The AAMC, NBME, and eFolio Advisory Group are discussing the best way to make these scenarios possible.
One challenge is developing common terminology to characterize the different ways medical schools measure student performance. One school might have a straightforward pass/fail system for rotations, while another might note that a student passed a rotation with honors. A third school might include even more detailed information, such as how many diabetic patients the student saw during the rotation.
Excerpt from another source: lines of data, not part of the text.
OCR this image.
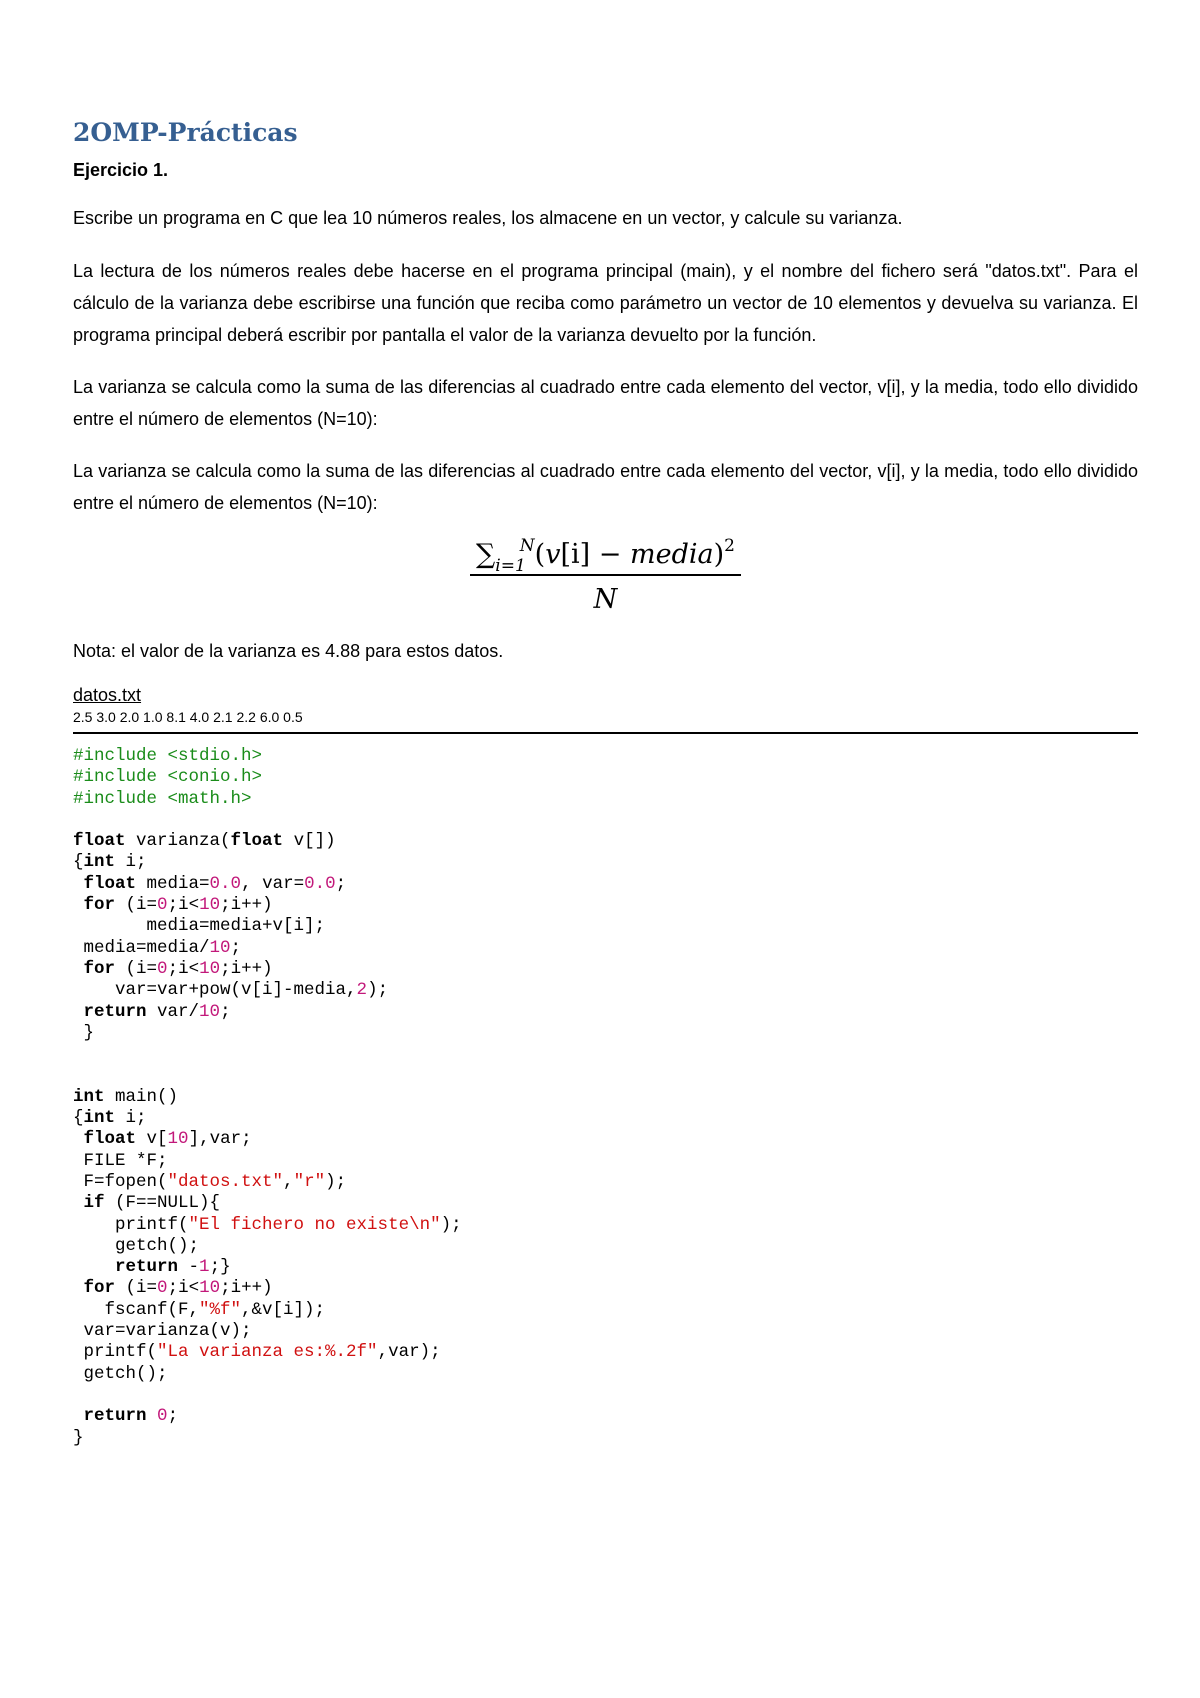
2OMP-Prácticas
Ejercicio 1.

Escribe un programa en C que lea 10 números reales, los almacene en un vector, y calcule su varianza.

La lectura de los números reales debe hacerse en el programa principal (main), y el nombre del fichero será "datos.txt". Para el cálculo de la varianza debe escribirse una función que reciba como parámetro un vector de 10 elementos y devuelva su varianza. El programa principal deberá escribir por pantalla el valor de la varianza devuelto por la función.

La varianza se calcula como la suma de las diferencias al cuadrado entre cada elemento del vector, v[i], y la media, todo ello dividido entre el número de elementos (N=10):

La varianza se calcula como la suma de las diferencias al cuadrado entre cada elemento del vector, v[i], y la media, todo ello dividido entre el número de elementos (N=10):

$\frac{\sum_{i=1}^N(v[i] - media)^2}{N}$

Nota: el valor de la varianza es 4.88 para estos datos.

datos.txt

2.5 3.0 2.0 1.0 8.1 4.0 2.1 2.2 6.0 0.5

#include <stdio.h>
#include <conio.h>
#include <math.h>

float varianza(float v[])
{int i;
float media=0.0, var=0.0;
for (i=0;i<10;i++)
media=media+v[i];
media=media/10;
for (i=0;i<10;i++)
var=var+pow(v[i]-media,2);
return var/10;
}

int main()
{int i;
float v[10],var;
FILE *F;
F=fopen("datos.txt","r");
if (F==NULL){
printf("El fichero no existe\n");
getch();
return -1;}
for (i=0;i<10;i++)
fscanf(F,"%f",&v[i]);
var=varianza(v);
printf("La varianza es:%.2f",var);
getch();

return 0;
}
The advisory group is working with MedBiquitous, an organization that develops technology standards for health professions education, to develop standardized terminology to describe courses and experiences that all medical students should have.
“From a learning perspective, there are a lot of potential benefits for students because it allows the learner to think about their learning activities and reflect on their practice across the entire continuum,” Hoffman said.
The ultimate goal for the eFolio is to transform it into a learning tool that will help students and physicians take advantage of having unified data sets by mapping out professional goals, reflecting on their careers, and tracking their improvement for the duration of their professional practice.
Learners could view their data as a jumping-off point for discussions with mentors about the types of programs they should look for and ways they can advance their medical knowledge and improve patient care, both of which would lead to better health care.
“I think this is a good example of what we need to be doing in medicine,” Galbraith said. “We need to be sharing a lot more data that provides useful reports to people that really do drive improvements in health care,which is what we are all trying to achieve right now. This has the potential to be transformative.”